Major energy producers, including Russia, are reorienting themselves east . . . not to the exclusion of western markets, but a rebalancing nonetheless. Michael Moore's Fahrenheit 9/11 ignored the long-standing Saudi policy of being number one supplier to the USA. It wasn't a one-way relationship. Saudi Arabia is still a major oil supplier to the USA, but it is no longer first. Saudi Arabia is, however, now number one supplier to China. A cultural gap is opening: fewer Middle Easterners come west for education and holidays. Fewer westerners travel to Muslim lands.
The Chinese and Japanese were present, stressing cooperative solutions. All agreed we need more energy sources and transport routes, with less environmental impact.
The IMF contribution, delivered by Spain's former finance minister, seemed listless: Rising commodity prices stress the resource-poor. The credibility of conventional solutions such as those recommended by the World Bank is diminished, but without a new theory.
New gurus like Stiglitz . . . as we saw in Dublin last month . . . are stronger on criticism than solutions.
New populists like Venezuela's Hugo Chavez look to the emerging economic superpower, China. But China and India are living examples of the power of free markets and enterprise, lifting 400 million out of poverty in just 15 years.
DUBLIN AIRPORT, EN ROUTE TO WASHINGTON DC, 21 AUGUST
Over decades of travel, I've been treated well by US authorities, even when schoolmates were illegals. Once I arrived on a Mexican flight into a small Texan airport late at night, the only whitey on board. My form said I was 'in transit'. The weary official asked "are you in transit for days or for years?"
Repetitive questions may be reasonable where they're looking for hesitation or didn't understand the first time.
Occasionally there are questions about 'that scar on your arm' (from a road accident). But sometimes their eyes widen when they flick through a passport packed with 'Axis of Evil' stamps. Usually they observe "Y'all must be in the oil industry!"
It was therefore surprising when an immigration official was alarmed not by 'Axis of Evil' stamps but by one from Lebanon . . . supposedly a model democracy since last year's 'Cedar Revolution'. His next question . . . had I "been anywhere else in the Middle East" . . . seemed superfiuous since there was an Iranian visa open.

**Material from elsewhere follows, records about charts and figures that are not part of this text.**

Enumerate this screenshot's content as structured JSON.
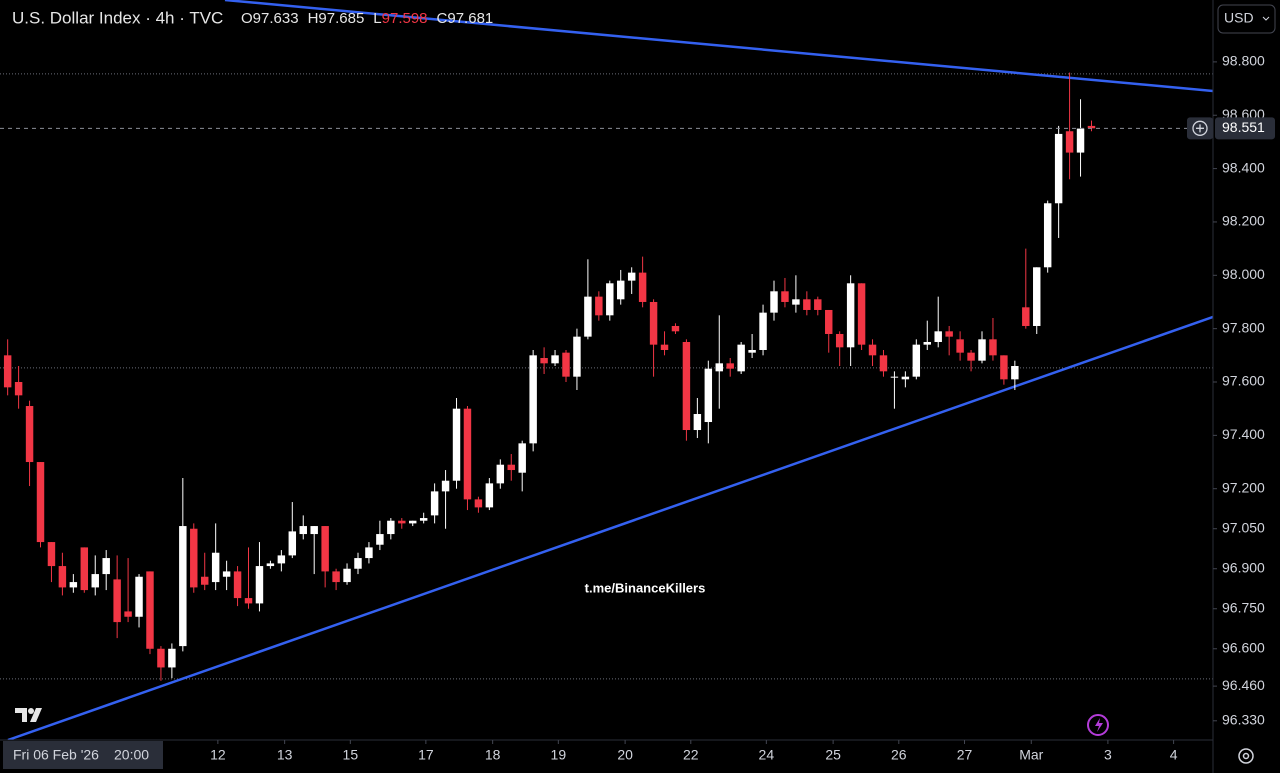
{
  "chart_data": {
    "type": "candlestick",
    "title": "U.S. Dollar Index · 4h · TVC",
    "ohlc_legend": [
      {
        "label": "O",
        "value": 97.633
      },
      {
        "label": "H",
        "value": 97.685
      },
      {
        "label": "L",
        "value": 97.598
      },
      {
        "label": "C",
        "value": 97.681
      }
    ],
    "currency": "USD",
    "watermark": "t.me/BinanceKillers",
    "crosshair_date": "Fri 06 Feb '26",
    "crosshair_time": "20:00",
    "up_color": "#ffffff",
    "down_color": "#f23645",
    "trendline_color": "#3461f0",
    "open": [
      97.7,
      97.6,
      97.51,
      97.3,
      97.0,
      96.91,
      96.83,
      96.98,
      96.83,
      96.88,
      96.86,
      96.74,
      96.72,
      96.89,
      96.6,
      96.53,
      96.61,
      97.05,
      96.87,
      96.85,
      96.87,
      96.89,
      96.79,
      96.77,
      96.91,
      96.92,
      96.95,
      97.03,
      97.03,
      97.06,
      96.89,
      96.85,
      96.9,
      96.94,
      96.99,
      97.03,
      97.08,
      97.07,
      97.08,
      97.1,
      97.19,
      97.23,
      97.5,
      97.16,
      97.13,
      97.22,
      97.29,
      97.26,
      97.37,
      97.69,
      97.67,
      97.71,
      97.62,
      97.77,
      97.92,
      97.85,
      97.91,
      97.98,
      98.01,
      97.9,
      97.74,
      97.81,
      97.75,
      97.42,
      97.45,
      97.64,
      97.67,
      97.64,
      97.71,
      97.72,
      97.86,
      97.94,
      97.89,
      97.91,
      97.91,
      97.87,
      97.78,
      97.73,
      97.97,
      97.74,
      97.7,
      97.62,
      97.61,
      97.62,
      97.74,
      97.75,
      97.79,
      97.76,
      97.71,
      97.68,
      97.76,
      97.7,
      97.61,
      97.88,
      97.81,
      98.03,
      98.27,
      98.54,
      98.46,
      98.56
    ],
    "high": [
      97.76,
      97.66,
      97.53,
      97.3,
      97.0,
      96.96,
      96.88,
      96.98,
      96.95,
      96.97,
      96.95,
      96.94,
      96.88,
      96.89,
      96.61,
      96.62,
      97.24,
      97.07,
      96.96,
      97.07,
      96.93,
      96.91,
      96.98,
      97.0,
      96.93,
      96.97,
      97.15,
      97.1,
      97.06,
      97.06,
      96.9,
      96.92,
      96.96,
      97.0,
      97.08,
      97.09,
      97.09,
      97.08,
      97.11,
      97.22,
      97.27,
      97.54,
      97.51,
      97.17,
      97.24,
      97.31,
      97.33,
      97.38,
      97.72,
      97.73,
      97.72,
      97.72,
      97.8,
      98.06,
      97.94,
      97.98,
      98.02,
      98.03,
      98.07,
      97.91,
      97.79,
      97.82,
      97.76,
      97.54,
      97.68,
      97.85,
      97.69,
      97.75,
      97.78,
      97.89,
      97.98,
      97.99,
      98.0,
      97.94,
      97.92,
      97.87,
      97.79,
      98.0,
      97.97,
      97.76,
      97.72,
      97.64,
      97.64,
      97.76,
      97.83,
      97.92,
      97.81,
      97.79,
      97.72,
      97.79,
      97.84,
      97.7,
      97.68,
      98.1,
      98.03,
      98.28,
      98.56,
      98.76,
      98.66,
      98.58
    ],
    "low": [
      97.55,
      97.5,
      97.21,
      96.98,
      96.85,
      96.8,
      96.81,
      96.81,
      96.8,
      96.82,
      96.64,
      96.7,
      96.68,
      96.58,
      96.48,
      96.49,
      96.59,
      96.81,
      96.82,
      96.82,
      96.82,
      96.76,
      96.75,
      96.74,
      96.9,
      96.89,
      96.94,
      97.01,
      96.88,
      96.83,
      96.82,
      96.84,
      96.88,
      96.92,
      96.97,
      97.01,
      97.05,
      97.06,
      97.07,
      97.07,
      97.05,
      97.2,
      97.12,
      97.11,
      97.12,
      97.2,
      97.23,
      97.19,
      97.34,
      97.63,
      97.66,
      97.6,
      97.57,
      97.76,
      97.83,
      97.83,
      97.89,
      97.93,
      97.88,
      97.62,
      97.7,
      97.78,
      97.38,
      97.39,
      97.37,
      97.5,
      97.62,
      97.63,
      97.69,
      97.7,
      97.83,
      97.88,
      97.86,
      97.85,
      97.85,
      97.71,
      97.66,
      97.66,
      97.72,
      97.66,
      97.62,
      97.5,
      97.58,
      97.61,
      97.72,
      97.73,
      97.7,
      97.68,
      97.64,
      97.67,
      97.68,
      97.59,
      97.57,
      97.8,
      97.78,
      98.01,
      98.14,
      98.36,
      98.37,
      98.54
    ],
    "close": [
      97.58,
      97.55,
      97.3,
      97.0,
      96.91,
      96.83,
      96.85,
      96.82,
      96.88,
      96.94,
      96.7,
      96.72,
      96.87,
      96.6,
      96.53,
      96.6,
      97.06,
      96.83,
      96.84,
      96.96,
      96.89,
      96.79,
      96.77,
      96.91,
      96.92,
      96.95,
      97.04,
      97.06,
      97.06,
      96.89,
      96.85,
      96.9,
      96.94,
      96.98,
      97.03,
      97.08,
      97.07,
      97.08,
      97.09,
      97.19,
      97.23,
      97.5,
      97.16,
      97.13,
      97.22,
      97.29,
      97.27,
      97.37,
      97.7,
      97.67,
      97.7,
      97.62,
      97.77,
      97.92,
      97.85,
      97.97,
      97.98,
      98.01,
      97.9,
      97.74,
      97.72,
      97.79,
      97.42,
      97.48,
      97.65,
      97.67,
      97.65,
      97.74,
      97.72,
      97.86,
      97.94,
      97.9,
      97.91,
      97.87,
      97.87,
      97.78,
      97.73,
      97.97,
      97.74,
      97.7,
      97.64,
      97.62,
      97.62,
      97.74,
      97.75,
      97.79,
      97.77,
      97.71,
      97.68,
      97.76,
      97.7,
      97.61,
      97.66,
      97.81,
      98.03,
      98.27,
      98.53,
      98.46,
      98.55,
      98.551
    ],
    "xlim": [
      -0.7,
      110.1
    ],
    "xticks": [
      {
        "value": 19.2,
        "label": "12"
      },
      {
        "value": 25.3,
        "label": "13"
      },
      {
        "value": 31.3,
        "label": "15"
      },
      {
        "value": 38.2,
        "label": "17"
      },
      {
        "value": 44.3,
        "label": "18"
      },
      {
        "value": 50.3,
        "label": "19"
      },
      {
        "value": 56.4,
        "label": "20"
      },
      {
        "value": 62.4,
        "label": "22"
      },
      {
        "value": 69.3,
        "label": "24"
      },
      {
        "value": 75.4,
        "label": "25"
      },
      {
        "value": 81.4,
        "label": "26"
      },
      {
        "value": 87.4,
        "label": "27"
      },
      {
        "value": 93.5,
        "label": "Mar"
      },
      {
        "value": 100.5,
        "label": "3"
      },
      {
        "value": 106.5,
        "label": "4"
      }
    ],
    "ylim": [
      96.258,
      99.032
    ],
    "yticks": [
      {
        "value": 98.8,
        "label": "98.800"
      },
      {
        "value": 98.6,
        "label": "98.600"
      },
      {
        "value": 98.4,
        "label": "98.400"
      },
      {
        "value": 98.2,
        "label": "98.200"
      },
      {
        "value": 98.0,
        "label": "98.000"
      },
      {
        "value": 97.8,
        "label": "97.800"
      },
      {
        "value": 97.6,
        "label": "97.600"
      },
      {
        "value": 97.4,
        "label": "97.400"
      },
      {
        "value": 97.2,
        "label": "97.200"
      },
      {
        "value": 97.05,
        "label": "97.050"
      },
      {
        "value": 96.9,
        "label": "96.900"
      },
      {
        "value": 96.75,
        "label": "96.750"
      },
      {
        "value": 96.6,
        "label": "96.600"
      },
      {
        "value": 96.46,
        "label": "96.460"
      },
      {
        "value": 96.33,
        "label": "96.330"
      }
    ],
    "levels": [
      98.755,
      97.653,
      96.487
    ],
    "trendlines": [
      {
        "x": [
          19.85,
          110.1
        ],
        "y": [
          99.032,
          98.691
        ]
      },
      {
        "x": [
          0.03,
          110.1
        ],
        "y": [
          96.258,
          97.844
        ]
      }
    ]
  }
}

Then follow-on questions and a referral to his boss, who asked standard questions about height, weight, hair colour etc. But presumably a spy or subversive would memorise such detail.
Eventually the of"cer called me in, apologised for the delay and said he was awaiting a call-back from his stateside superiors. Pointedly, he explained that this might come immediately after the gate closed. He stressed that this was a once-off and if so I would have no trouble on the following flight, through Shannon. It was clear from his tone and body language that he disapproved of game-playing. He thrust out his hand, apologising again profusely. I agreed that he was doing his job and security was a good cause. Instead of being driven apart, the bureaucratic manoeuvre brought us together.
Sure enough, the passport was returned as the door closed. I asked the Continental representative could they reopen it. "No, but we'll have you on the next flight", for which they charged an extra 78. When I asked was all this deliberate, his mouth said 'no' but his tone said 'yes.'
The glamour of international travel!